Martha nodded. She felt a thousand questions crash the shore of her tongue, but she couldn’t pick one that felt succinct enough, right enough. Finally, she said, “What happened, Matt? What’s going to happen?”


Matt straightened. “I don’t know, bird. But we heard them calling to us. Back there. They need us.”


Martha’s breath caught and escaped, quickly. She pressed her fingertips to her mouth. “If I need you, will you stay?” she asked. She wanted him to turn to her, to take her hand in his. She wanted him to tell her he had come home. His body now slid and slipped across her vision, she could not grasp the features of his face. Instead she saw other things, felt other things-- watched him walking toward her the first night they met. A dark party, a cup in his hand. She felt him lean his shoulder against hers in a crowded subway car. And here he was again, finally, and he was leaving. He shook his head, but his face was soft, his eyes, which she could not rightly see, she knew were full of gentle understanding.


“It’s going to be ok, bird,” he said. “It will be a while, but then it will be ok.”


“And then?”


“I’ll find you. Somewhere. I will.” And in it, right at the center of it, she heard him saying goodbye. She felt something open up inside of her, some long breath she’d been holding be released. She could already see that some essence of him was drawing up toward the bright and glittering moon. She shook her head. She knew he would not. This was the last time she would see him, ever. There would be no other time after this, no other meeting or parting between them. She grabbed hold of his hand, brought it to her mouth. “Just remember me, when you leave, wherever you’re going,” she said.


“That’s all you owe me.”


Matt nodded. She felt his hand slipping out of hers, and she thought of the many times his hand had touched her, in friendship, in love. She imagined she would know its touch even if she were suddenly plunged into darkness, even if she lived to be a thousand years old. If he reached out, and ran his fingertips across her cheek, she would know who it was, and she would know he had come home.

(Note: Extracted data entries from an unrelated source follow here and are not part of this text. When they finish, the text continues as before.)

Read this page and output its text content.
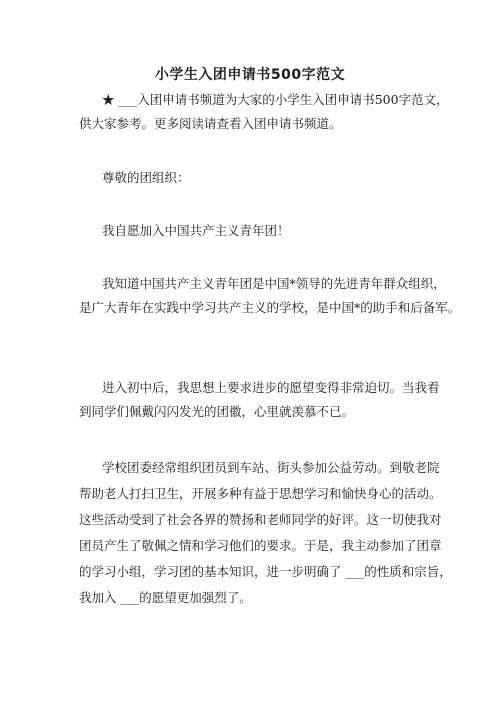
小学生入团申请书500字范文
★ ___入团申请书频道为大家的小学生入团申请书500字范文，
供大家参考。更多阅读请查看入团申请书频道。
尊敬的团组织：
我自愿加入中国共产主义青年团！
我知道中国共产主义青年团是中国*领导的先进青年群众组织，
是广大青年在实践中学习共产主义的学校，是中国*的助手和后备军。
进入初中后，我思想上要求进步的愿望变得非常迫切。当我看
到同学们佩戴闪闪发光的团徽，心里就羡慕不已。
学校团委经常组织团员到车站、街头参加公益劳动。到敬老院
帮助老人打扫卫生，开展多种有益于思想学习和愉快身心的活动。
这些活动受到了社会各界的赞扬和老师同学的好评。这一切使我对
团员产生了敬佩之情和学习他们的要求。于是，我主动参加了团章
的学习小组，学习团的基本知识，进一步明确了 ___的性质和宗旨，
我加入 ___的愿望更加强烈了。
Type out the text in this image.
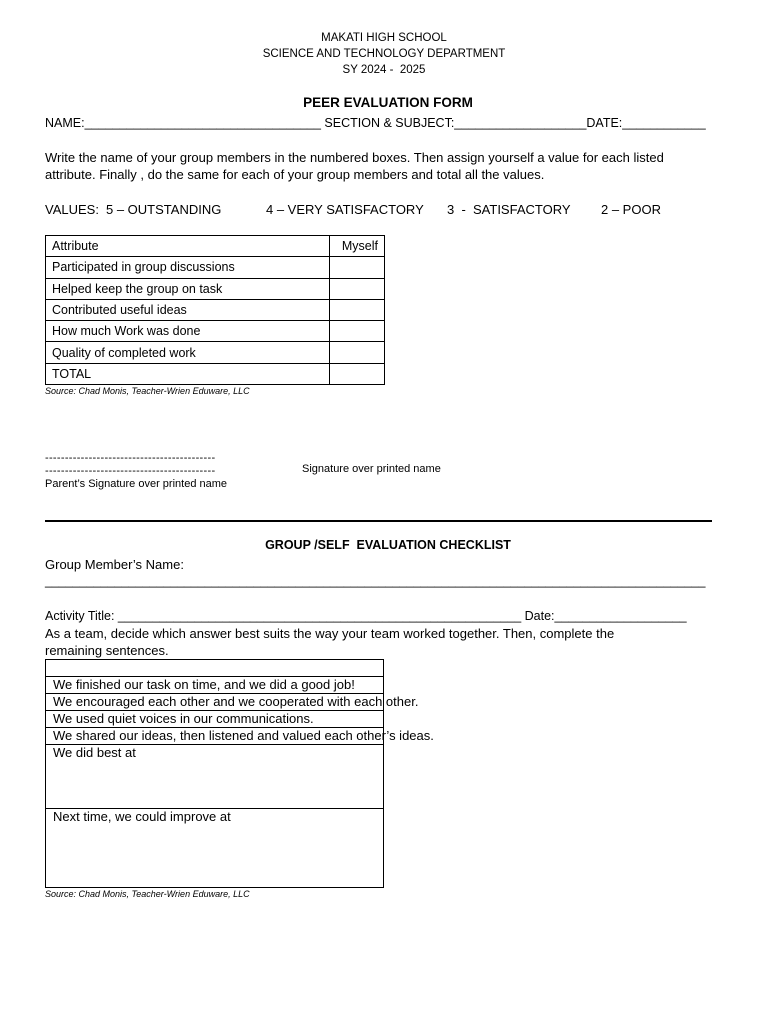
MAKATI HIGH SCHOOL
SCIENCE AND TECHNOLOGY DEPARTMENT
SY 2024 -  2025
PEER EVALUATION FORM
NAME:__________________________________ SECTION & SUBJECT:___________________DATE:____________
Write the name of your group members in the numbered boxes. Then assign yourself a value for each listed
attribute. Finally , do the same for each of your group members and total all the values.
VALUES: 5 – OUTSTANDING	4 – VERY SATISFACTORY 3  -  SATISFACTORY 2 – POOR
Attribute	Myself
Participated in group discussions	
Helped keep the group on task	
Contributed useful ideas	
How much Work was done	
Quality of completed work	
TOTAL	
Source: Chad Monis, Teacher-Wrien Eduware, LLC
-------------------------------------------
-------------------------------------------	Signature over printed name
Parent’s Signature over printed name
GROUP /SELF  EVALUATION CHECKLIST
Group Member’s Name:
_______________________________________________________________________________________________
Activity Title: __________________________________________________________ Date:___________________
As a team, decide which answer best suits the way your team worked together. Then, complete the
remaining sentences.
We finished our task on time, and we did a good job!
We encouraged each other and we cooperated with each other.
We used quiet voices in our communications.
We shared our ideas, then listened and valued each other’s ideas.
We did best at
Next time, we could improve at
Source: Chad Monis, Teacher-Wrien Eduware, LLC
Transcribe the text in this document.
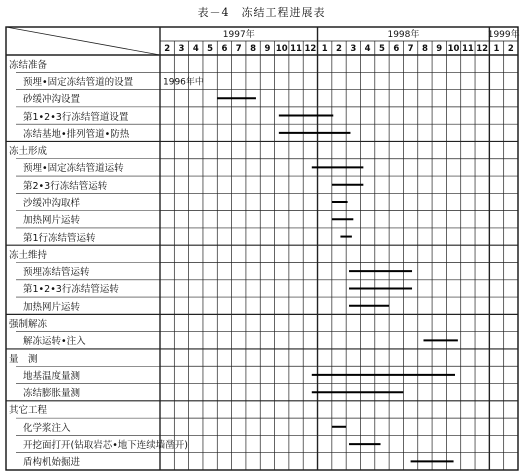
表－4　冻结工程进展表
1997年	1998年	1999年
2 3 4 5 6 7 8 9 10 11 12 1 2 3 4 5 6 7 8 9 10 11 12 1 2
1996年中
冻结准备
预埋•固定冻结管道的设置
砂缓冲沟设置
第1•2•3行冻结管道设置
冻结基地•排列管道•防热
冻土形成
预埋•固定冻结管道运转
第2•3行冻结管运转
沙缓冲沟取样
加热网片运转
第1行冻结管运转
冻土维持
预埋冻结管运转
第1•2•3行冻结管运转
加热网片运转
强制解冻
解冻运转•注入
量　测
地基温度量测
冻结膨胀量测
其它工程
化学浆注入
开挖面打开(钻取岩芯•地下连续墙凿开)
盾构机始掘进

Abby was sitting up in the living room when she came inside. Keenan was asleep in her arms. Abby looked at her, and smiled, and when both saw that the other was crying, they started laughing, silently, desperately trying not to wake Keenan or Darla. Martha came and sat down cross legged in front of her friend, took Keenan’s little hand between her thumb and crooked forefinger. They stayed that way for a long time, as the sun rose, and when the gridded light illuminated the kitchen and living room, Martha sighed, laid down and stretched out onto the carpet, and tried to feel the earth spinning, and the distance between herself and the far, red planet, which burned somewhere close to the sun.